Tomahawk Combatives

Earlier this year I began to research an area of weaponry that has always interested me. In this research I came across a lot of examples of tactics for the use of a small axe as a weapon, however there were also a lot of videos and resources that demonstrated a lack of understanding of the nature of using this tool as a weapon. Allowing my background in the Filipino Martial Arts to guide me, I have selected a number of the resources I found online and will be sharing them over time. Below are some of the better tactical videos.

The Tomahawk or hand axe has a special place in our country’s history, as it was often used in trade by early settlers. The native population did not have the metallurgy and blacksmith skills that European settlers had, and as such, the brass and iron tomahawk heads were greatly sought after. In addition, the majority of these were cast as pipe hawks, which had uses for peace as well as for war.

Kali Research Academy – Double Weapon Fighting (Knife and Tomahawk)

This is probably one of the better produced clips available on Youtube on the subject. This group has taken a similar approach to mine, in working with this weapon, they examined the routes and tactics already employed in the Stick and Dagger aspect of Kali. There are many similarities, but there are also things you cannot do, due to the tendency of the Tomahawk to hook limbs and weapons.

This tendency is a mixed blessing. On one hand you can effectively trap your opponent’s limbs and weapons. On the other hand, your opponent can also disarm you when you get hooked, simply with a well timed pull. Another danger is the risk of cutting oneself in these motions. Care must be taken to avoid the puncturing one’s shoulder or chest with the spike end of their Tomahawk, or slicing their own hands or wrists in trapping with the cutting edge.

 

Lynn Thompson, the owner of Cold Steel’s Special Projects, has some valuable material. He worked with Ron Balicki in the development of this material, and it’s worth seeing. It’s easy to identify the Kali influence.

This last one is hard to hear, but worth looking at the tactics. Lynn Thompson is never at a loss for exuberance about weapons.

 

An interesting look at the Tomahawk and Knife as a weapon format from the perspective of European fencing. Fighting Man vs the Gentleman: Tomahawk vs Small-sword demonstration by Steve Huff and Cecil Longino at Combat Con 2011 in Las Vegas, NV

 

Silat Suffian Bela Diri – Axes and Hatchets/Tomahawk

I really like this system. It is similar to many systems in which I’ve trained, and all of the clips I’ve seen, the common core among the different areas in which they train is really smart body mechanics, creativity and efficiency of motion.

Silat Suffian Bela Diri – Sabit (Sickle)

The Sickle is another weapon very similar in many ways to the hand axe, particularly with regards to locking, disarming and trapping with the weapon.

 

Atienza Kali Tomahawk

What I like about the Atienza Kali clip, is that while prone to overkill, they do take the time to discuss facing the Tomahawk, which is important for anyone preparing to carry a weapon – you should be versed in facing it, in the event that yours is taken from you.

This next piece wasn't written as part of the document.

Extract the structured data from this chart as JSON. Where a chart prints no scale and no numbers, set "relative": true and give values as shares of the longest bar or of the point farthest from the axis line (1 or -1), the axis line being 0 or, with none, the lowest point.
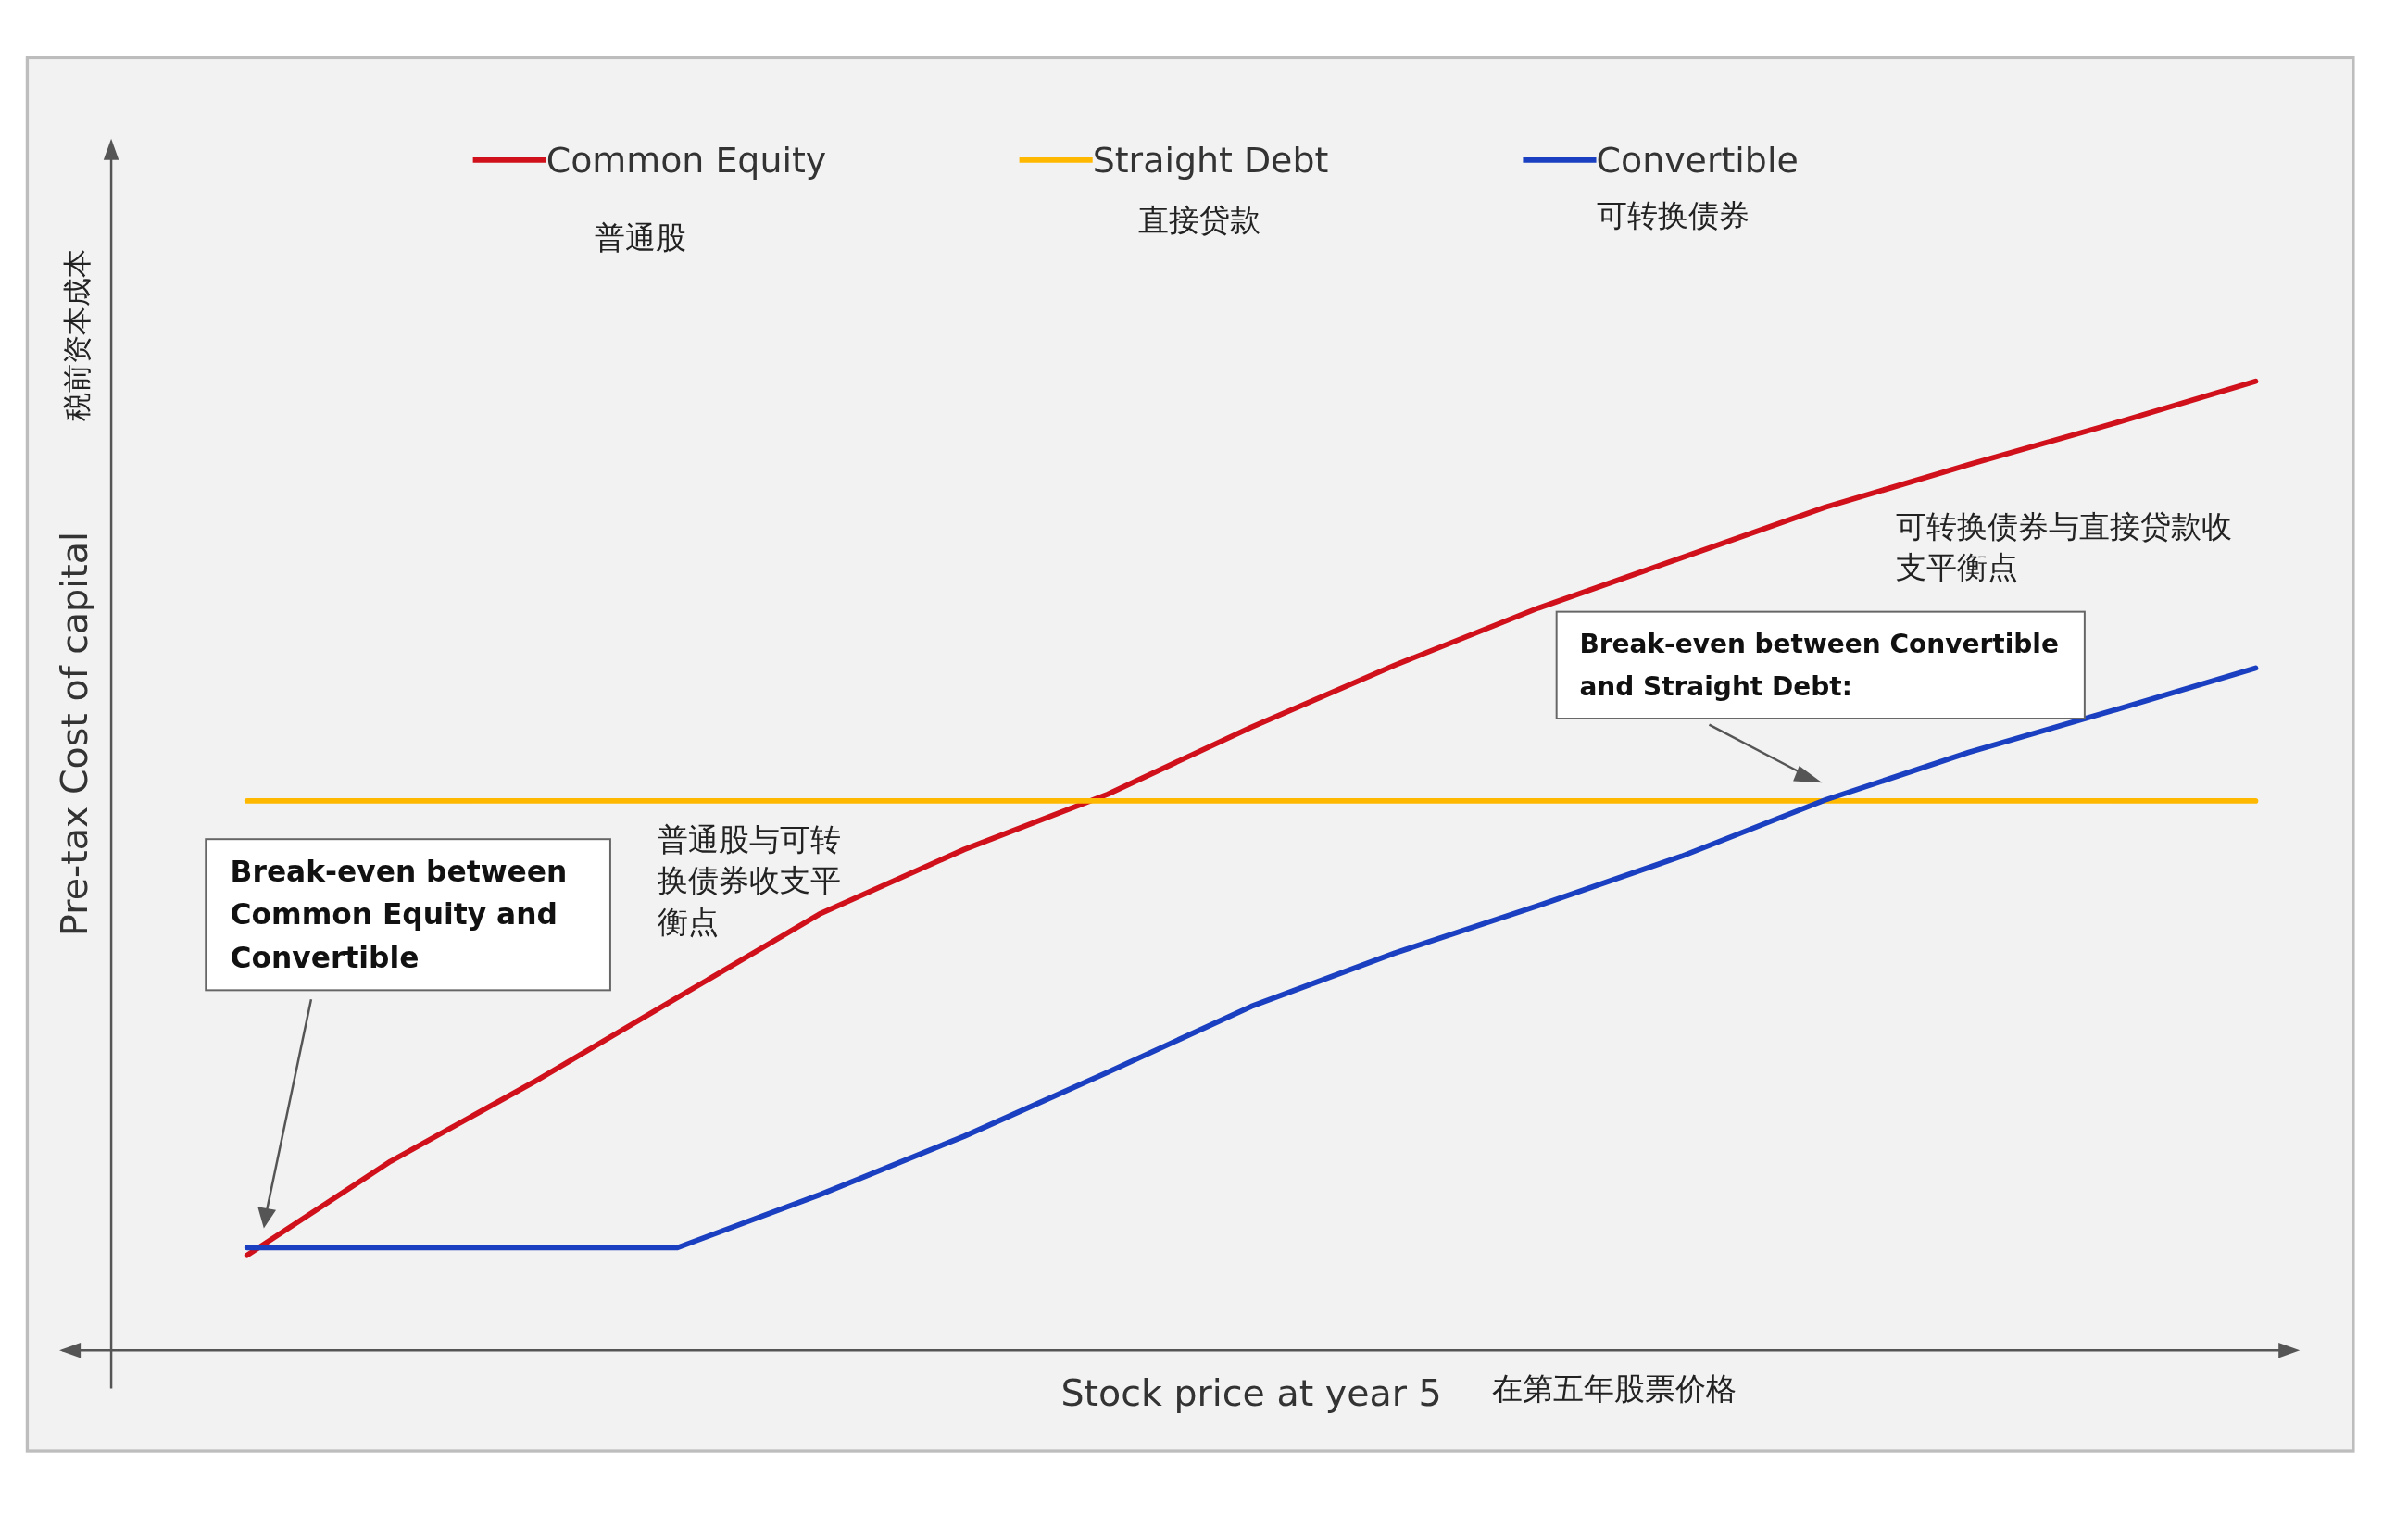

I also appreciate that the Atienza Kali group focuses a lot on thrown weapons. This would have been an interesting seminar to attend.

 

This last group of videos is also prone to overkill, and they indulge in one of my pet peeves, that being the unrealistic method of training to use a weapon against an unarmed person. You can see that the demonstrator is going through routes that are familiar to him, and probably better suited to empty hands (which is not to say that some of those routes can’t be adapted to weapons).

My objection to that type of training is not that there aren’t circumstances where that level of force would be required, but that the way the person attacks in these demonstrations, it shows little awareness of the fact that you’re holding a weapon and they’re not. If you’re brandishing an axe, it’s very unlikely that an opponent will square up with you empty-handed, and swing a punch.

Tomahawk – The Kali Way workshop at APLEA Training center

 

My recommendation for anyone who is looking at examples of techniques for using a weapon against another person, is to remember that such encounters rarely resemble the pristine examples often shown in the well lit, clean, often matted environments of a training seminar. For a better example, I give you a clip from Saving Private Ryan, which has one of the better examples out of Hollywood, of what this type of close quarters combat can look like. It’s often messy, brutal, and the good guy doesn’t always win.

 

 

Martial Artists idealize their technique when we train. This allows us to strive towards better technique as we progress. The problem is that we can sometimes lose our grounding, and make assumptions about the reality of an encounter, that will not prove true in actual combat. This is often called believing in your own bullshit. We all do it, this is why it’s important to spar from time to time, but even that is a step removed from combat.

Whenever possible, expose yourself to the real life lessons learned by others. This includes video of such encounters, advice from more experienced teachers, soldiers and fighters, and above all, apply the razor of critical thinking to your training methods. Is this thing I am learning truly useful? Does it represent the reality of the encounter I am preparing for? If it does not, is it a useful training method to acclimate me towards that end?